Tilly Vockert hatte gerade ihre Fleischerei an der Bundesstraße abgeschlossen, es war kurz nach 18 Uhr. Sie setzte sich gemütlich auf ihre Terrasse, da wurde sie stutzig. „Es zog was am Himmel auf, das nichts Gutes verhieß", erinnerte sich die 63-Jährige. Schnell schloss sie noch alle Fenster. Und dann sei es ganz schnell gegangen. Regen, Sturm und Hagel wüteten. Bäume krachten auf das Dach ihres Hauses. „Die Autos konnten kaum weiterfahren. Die ganze Straße lag voller Laub und Holz, und es regnete so stark, dass man gar nichts mehr sah", erzählte die Fleischerei-Inhaberin. Sie lebe seit ihrer Geburt in Espenhain, „aber so was habe ich noch nie erlebt".

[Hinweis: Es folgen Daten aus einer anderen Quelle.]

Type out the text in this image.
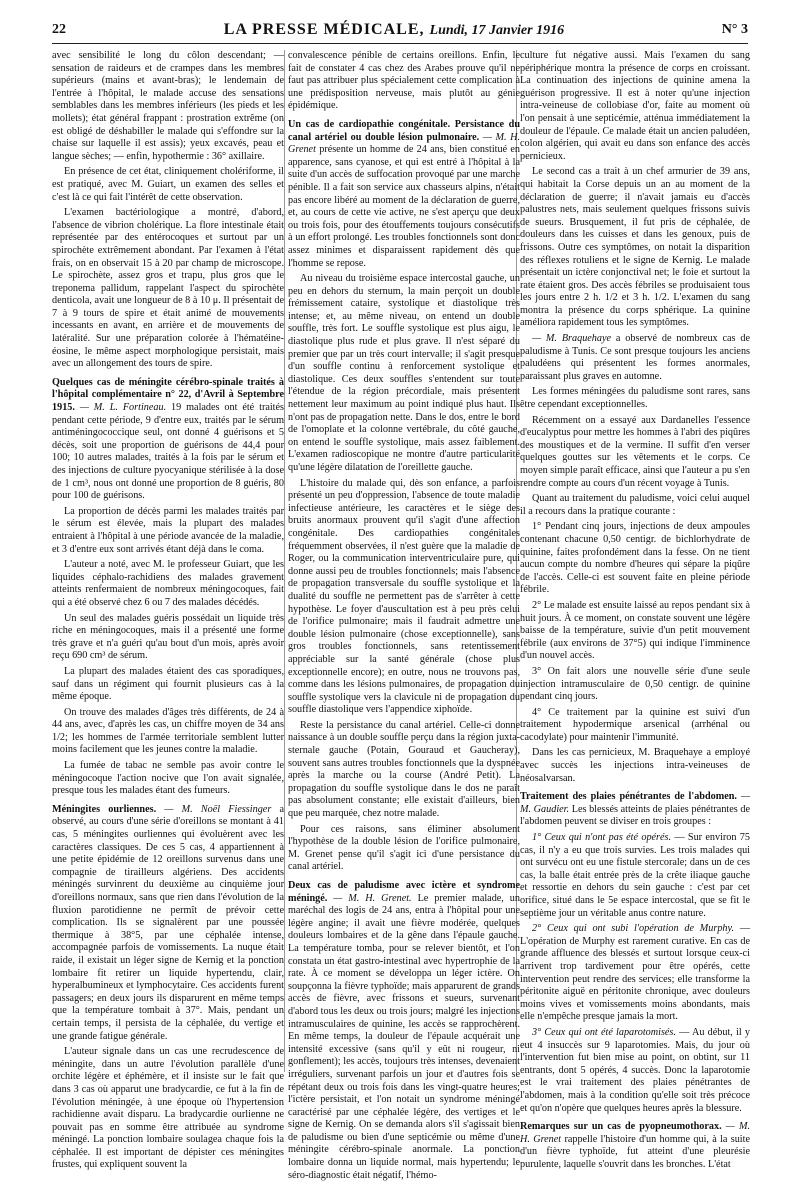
22	LA PRESSE MÉDICALE, Lundi, 17 Janvier 1916	N° 3

avec sensibilité le long du côlon descendant; — sensation de raideurs et de crampes dans les membres supérieurs (mains et avant-bras); le lendemain de l'entrée à l'hôpital, le malade accuse des sensations semblables dans les membres inférieurs (les pieds et les mollets); état général frappant : prostration extrême (on est obligé de déshabiller le malade qui s'effondre sur la chaise sur laquelle il est assis); yeux excavés, peau et langue sèches; — enfin, hypothermie : 36° axillaire.

En présence de cet état, cliniquement cholériforme, il est pratiqué, avec M. Guiart, un examen des selles et c'est là ce qui fait l'intérêt de cette observation.

L'examen bactériologique a montré, d'abord, l'absence de vibrion cholérique. La flore intestinale était représentée par des entérocoques et surtout par un spirochète extrêmement abondant. Par l'examen à l'état frais, on en observait 15 à 20 par champ de microscope. Le spirochète, assez gros et trapu, plus gros que le treponema pallidum, rappelant l'aspect du spirochète denticola, avait une longueur de 8 à 10 μ. Il présentait de 7 à 9 tours de spire et était animé de mouvements incessants en avant, en arrière et de mouvements de latéralité. Sur une préparation colorée à l'hématéine-éosine, le même aspect morphologique persistait, mais avec un allongement des tours de spire.

Quelques cas de méningite cérébro-spinale traités à l'hôpital complémentaire n° 22, d'Avril à Septembre 1915. — M. L. Fortineau. 19 malades ont été traités pendant cette période, 9 d'entre eux, traités par le sérum antiméningococcique seul, ont donné 4 guérisons et 5 décès, soit une proportion de guérisons de 44,4 pour 100; 10 autres malades, traités à la fois par le sérum et des injections de culture pyocyanique stérilisée à la dose de 1 cm³, nous ont donné une proportion de 8 guéris, 80 pour 100 de guérisons.

La proportion de décès parmi les malades traités par le sérum est élevée, mais la plupart des malades entraient à l'hôpital à une période avancée de la maladie, et 3 d'entre eux sont arrivés étant déjà dans le coma.

L'auteur a noté, avec M. le professeur Guiart, que les liquides céphalo-rachidiens des malades gravement atteints renfermaient de nombreux méningocoques, fait qui a été observé chez 6 ou 7 des malades décédés.

Un seul des malades guéris possédait un liquide très riche en méningocoques, mais il a présenté une forme très grave et n'a guéri qu'au bout d'un mois, après avoir reçu 690 cm³ de sérum.

La plupart des malades étaient des cas sporadiques, sauf dans un régiment qui fournit plusieurs cas à la même époque.

On trouve des malades d'âges très différents, de 24 à 44 ans, avec, d'après les cas, un chiffre moyen de 34 ans 1/2; les hommes de l'armée territoriale semblent lutter moins facilement que les jeunes contre la maladie.

La fumée de tabac ne semble pas avoir contre le méningocoque l'action nocive que l'on avait signalée, presque tous les malades étant des fumeurs.

Méningites ourliennes. — M. Noël Fiessinger a observé, au cours d'une série d'oreillons se montant à 41 cas, 5 méningites ourliennes qui évoluèrent avec les caractères classiques. De ces 5 cas, 4 appartiennent à une petite épidémie de 12 oreillons survenus dans une compagnie de tirailleurs algériens. Des accidents méningés survinrent du deuxième au cinquième jour d'oreillons normaux, sans que rien dans l'évolution de la fluxion parotidienne ne permît de prévoir cette complication. Ils se signalèrent par une poussée thermique à 38°5, par une céphalée intense, accompagnée parfois de vomissements. La nuque était raide, il existait un léger signe de Kernig et la ponction lombaire fit retirer un liquide hypertendu, clair, hyperalbumineux et lymphocytaire. Ces accidents furent passagers; en deux jours ils disparurent en même temps que la température tombait à 37°. Mais, pendant un certain temps, il persista de la céphalée, du vertige et une grande fatigue générale.

L'auteur signale dans un cas une recrudescence de méningite, dans un autre l'évolution parallèle d'une orchite légère et éphémère, et il insiste sur le fait que dans 3 cas où apparut une bradycardie, ce fut à la fin de l'évolution méningée, à une époque où l'hypertension rachidienne avait disparu. La bradycardie ourlienne ne pouvait pas en somme être attribuée au syndrome méningé. La ponction lombaire soulagea chaque fois la céphalée. Il est important de dépister ces méningites frustes, qui expliquent souvent la

convalescence pénible de certains oreillons. Enfin, le fait de constater 4 cas chez des Arabes prouve qu'il ne faut pas attribuer plus spécialement cette complication à une prédisposition nerveuse, mais plutôt au génie épidémique.

Un cas de cardiopathie congénitale. Persistance du canal artériel ou double lésion pulmonaire. — M. H. Grenet présente un homme de 24 ans, bien constitué en apparence, sans cyanose, et qui est entré à l'hôpital à la suite d'un accès de suffocation provoqué par une marche pénible. Il a fait son service aux chasseurs alpins, n'était pas encore libéré au moment de la déclaration de guerre, et, au cours de cette vie active, ne s'est aperçu que deux ou trois fois, pour des étouffements toujours consécutifs à un effort prolongé. Les troubles fonctionnels sont donc assez minimes et disparaissent rapidement dès que l'homme se repose.

Au niveau du troisième espace intercostal gauche, un peu en dehors du sternum, la main perçoit un double frémissement cataire, systolique et diastolique très intense; et, au même niveau, on entend un double souffle, très fort. Le souffle systolique est plus aigu, le diastolique plus rude et plus grave. Il n'est séparé du premier que par un très court intervalle; il s'agit presque d'un souffle continu à renforcement systolique et diastolique. Ces deux souffles s'entendent sur toute l'étendue de la région précordiale, mais présentent nettement leur maximum au point indiqué plus haut. Ils n'ont pas de propagation nette. Dans le dos, entre le bord de l'omoplate et la colonne vertébrale, du côté gauche, on entend le souffle systolique, mais assez faiblement. L'examen radioscopique ne montre d'autre particularité qu'une légère dilatation de l'oreillette gauche.

L'histoire du malade qui, dès son enfance, a parfois présenté un peu d'oppression, l'absence de toute maladie infectieuse antérieure, les caractères et le siège des bruits anormaux prouvent qu'il s'agit d'une affection congénitale. Des cardiopathies congénitales fréquemment observées, il n'est guère que la maladie de Roger, ou la communication interventriculaire pure, qui donne aussi peu de troubles fonctionnels; mais l'absence de propagation transversale du souffle systolique et la dualité du souffle ne permettent pas de s'arrêter à cette hypothèse. Le foyer d'auscultation est à peu près celui de l'orifice pulmonaire; mais il faudrait admettre une double lésion pulmonaire (chose exceptionnelle), sans gros troubles fonctionnels, sans retentissement appréciable sur la santé générale (chose plus exceptionnelle encore); en outre, nous ne trouvons pas, comme dans les lésions pulmonaires, de propagation du souffle systolique vers la clavicule ni de propagation du souffle diastolique vers l'appendice xiphoïde.

Reste la persistance du canal artériel. Celle-ci donne naissance à un double souffle perçu dans la région juxta-sternale gauche (Potain, Gouraud et Gaucheray), souvent sans autres troubles fonctionnels que la dyspnée après la marche ou la course (André Petit). La propagation du souffle systolique dans le dos ne paraît pas absolument constante; elle existait d'ailleurs, bien que peu marquée, chez notre malade.

Pour ces raisons, sans éliminer absolument l'hypothèse de la double lésion de l'orifice pulmonaire, M. Grenet pense qu'il s'agit ici d'une persistance du canal artériel.

Deux cas de paludisme avec ictère et syndrome méningé. — M. H. Grenet. Le premier malade, un maréchal des logis de 24 ans, entra à l'hôpital pour une légère angine; il avait une fièvre modérée, quelques douleurs lombaires et de la gêne dans l'épaule gauche. La température tomba, pour se relever bientôt, et l'on constata un état gastro-intestinal avec hypertrophie de la rate. À ce moment se développa un léger ictère. On soupçonna la fièvre typhoïde; mais apparurent de grands accès de fièvre, avec frissons et sueurs, survenant d'abord tous les deux ou trois jours; malgré les injections intramusculaires de quinine, les accès se rapprochèrent. En même temps, la douleur de l'épaule acquérait une intensité excessive (sans qu'il y eût ni rougeur, ni gonflement); les accès, toujours très intenses, devenaient irréguliers, survenant parfois un jour et d'autres fois se répétant deux ou trois fois dans les vingt-quatre heures; l'ictère persistait, et l'on notait un syndrome méningé caractérisé par une céphalée légère, des vertiges et le signe de Kernig. On se demanda alors s'il s'agissait bien de paludisme ou bien d'une septicémie ou même d'une méningite cérébro-spinale anormale. La ponction lombaire donna un liquide normal, mais hypertendu; le séro-diagnostic était négatif, l'hémo-

culture fut négative aussi. Mais l'examen du sang périphérique montra la présence de corps en croissant. La continuation des injections de quinine amena la guérison progressive. Il est à noter qu'une injection intra-veineuse de collobiase d'or, faite au moment où l'on pensait à une septicémie, atténua immédiatement la douleur de l'épaule. Ce malade était un ancien paludéen, colon algérien, qui avait eu dans son enfance des accès pernicieux.

Le second cas a trait à un chef armurier de 39 ans, qui habitait la Corse depuis un an au moment de la déclaration de guerre; il n'avait jamais eu d'accès palustres nets, mais seulement quelques frissons suivis de sueurs. Brusquement, il fut pris de céphalée, de douleurs dans les cuisses et dans les genoux, puis de frissons. Outre ces symptômes, on notait la disparition des réflexes rotuliens et le signe de Kernig. Le malade présentait un ictère conjonctival net; le foie et surtout la rate étaient gros. Des accès fébriles se produisaient tous les jours entre 2 h. 1/2 et 3 h. 1/2. L'examen du sang montra la présence du corps sphérique. La quinine améliora rapidement tous les symptômes.

— M. Braquehaye a observé de nombreux cas de paludisme à Tunis. Ce sont presque toujours les anciens paludéens qui présentent les formes anormales, paraissant plus graves en automne.

Les formes méningées du paludisme sont rares, sans être cependant exceptionnelles.

Récemment on a essayé aux Dardanelles l'essence d'eucalyptus pour mettre les hommes à l'abri des piqûres des moustiques et de la vermine. Il suffit d'en verser quelques gouttes sur les vêtements et le corps. Ce moyen simple paraît efficace, ainsi que l'auteur a pu s'en rendre compte au cours d'un récent voyage à Tunis.

Quant au traitement du paludisme, voici celui auquel il a recours dans la pratique courante :

1° Pendant cinq jours, injections de deux ampoules contenant chacune 0,50 centigr. de bichlorhydrate de quinine, faites profondément dans la fesse. On ne tient aucun compte du nombre d'heures qui sépare la piqûre de l'accès. Celle-ci est souvent faite en pleine période fébrile.

2° Le malade est ensuite laissé au repos pendant six à huit jours. À ce moment, on constate souvent une légère baisse de la température, suivie d'un petit mouvement fébrile (aux environs de 37°5) qui indique l'imminence d'un nouvel accès.

3° On fait alors une nouvelle série d'une seule injection intramusculaire de 0,50 centigr. de quinine pendant cinq jours.

4° Ce traitement par la quinine est suivi d'un traitement hypodermique arsenical (arrhénal ou cacodylate) pour maintenir l'immunité.

Dans les cas pernicieux, M. Braquehaye a employé avec succès les injections intra-veineuses de néosalvarsan.

Traitement des plaies pénétrantes de l'abdomen. — M. Gaudier. Les blessés atteints de plaies pénétrantes de l'abdomen peuvent se diviser en trois groupes :

1° Ceux qui n'ont pas été opérés. — Sur environ 75 cas, il n'y a eu que trois survies. Les trois malades qui ont survécu ont eu une fistule stercorale; dans un de ces cas, la balle était entrée près de la crête iliaque gauche et ressortie en dehors du sein gauche : c'est par cet orifice, situé dans le 5e espace intercostal, que se fit le septième jour un véritable anus contre nature.

2° Ceux qui ont subi l'opération de Murphy. — L'opération de Murphy est rarement curative. En cas de grande affluence des blessés et surtout lorsque ceux-ci arrivent trop tardivement pour être opérés, cette intervention peut rendre des services; elle transforme la péritonite aiguë en péritonite chronique, avec douleurs moins vives et vomissements moins abondants, mais elle n'empêche presque jamais la mort.

3° Ceux qui ont été laparotomisés. — Au début, il y eut 4 insuccès sur 9 laparotomies. Mais, du jour où l'intervention fut bien mise au point, on obtint, sur 11 entrants, dont 5 opérés, 4 succès. Donc la laparotomie est le vrai traitement des plaies pénétrantes de l'abdomen, mais à la condition qu'elle soit très précoce et qu'on n'opère que quelques heures après la blessure.

Remarques sur un cas de pyopneumothorax. — M. H. Grenet rappelle l'histoire d'un homme qui, à la suite d'un fièvre typhoïde, fut atteint d'une pleurésie purulente, laquelle s'ouvrit dans les bronches. L'état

Wie groß der Schaden am Dach des Hauses ist, könne sie jetzt noch nicht einschätzen. Die Polizei sperrte den Parkplatz vor ihrem Geschäft ab, weil ein Stromkabel nach unten hing. Tilly Vockert machte sich nach dem Unwetter erst einmal ans Aufräumen. Sie trug die großen Äste weg, griff zum Besen und fegte die Laubmassen beiseite. Aufräumen war auch in der Straße des Friedens angesagt. Auf etwa 200 Metern hatte der Sturm viele Bäume gefällt oder ihre Kronen geköpft. Die Feuerwehrmänner aus Espenhain, Rötha und Mölbis wussten gar nicht, wo sie zuerst hinrennen sollten. „Der Wind war unvorstellbar stark. Ich kann nicht sagen, wie viele Bäume hier umgefallen sind, vielleicht 30 oder 40 oder auch mehr", sagte Ralf Beyer von der Mölbiser Wehr. Jetzt gehe es erst mal darum, die Bäume von den Straßen zu bekommen. Mit Motorsägen zerkleinerten die Männer die Stämme und trugen sie an die Fahrbahnränder. Auch in zahlreichen Gärten mussten sie ran, weil Bäume gegen Häuser gestürzt waren. Im Neubaugebiet standen zudem zahlreiche Keller unter Wasser. Wie auch die Unterführung der Bundesstraße. Und es gab keinen Strom mehr - nicht nur in Espenhain. 10 000 EnviaM-Kunden waren im Landkreis Leipzig betroffen. „Ursache für die Stromausfälle waren in erster Linie umstürzende Bäume, die auf unsere Stromleitungen gefallen sind und diese beschädigt haben", sagte EnviaM-Sprecher Stefan Buscher. Die Wiederversorgung der Kunden erfolge schrittweise durch Umschaltung auf andere Leitungen. Wo dies nicht möglich ist, würden die beschädigten Stromleitungen repariert. „Alle verfügbaren Kräfte sind im Einsatz, um die Versorgung schnellstmöglich wiederherzustellen", so Buscher am Abend. Die Espenhainer standen Donnerstagabend noch lange vor ihren Häusern und diskutierten das Erlebte. Jemand erzählte, dass er die weiße Windwolke kommen sah: „Es wäre übertrieben zu sagen, dass sie wie ein Tornado aussah. Aber beängstigend war das schon."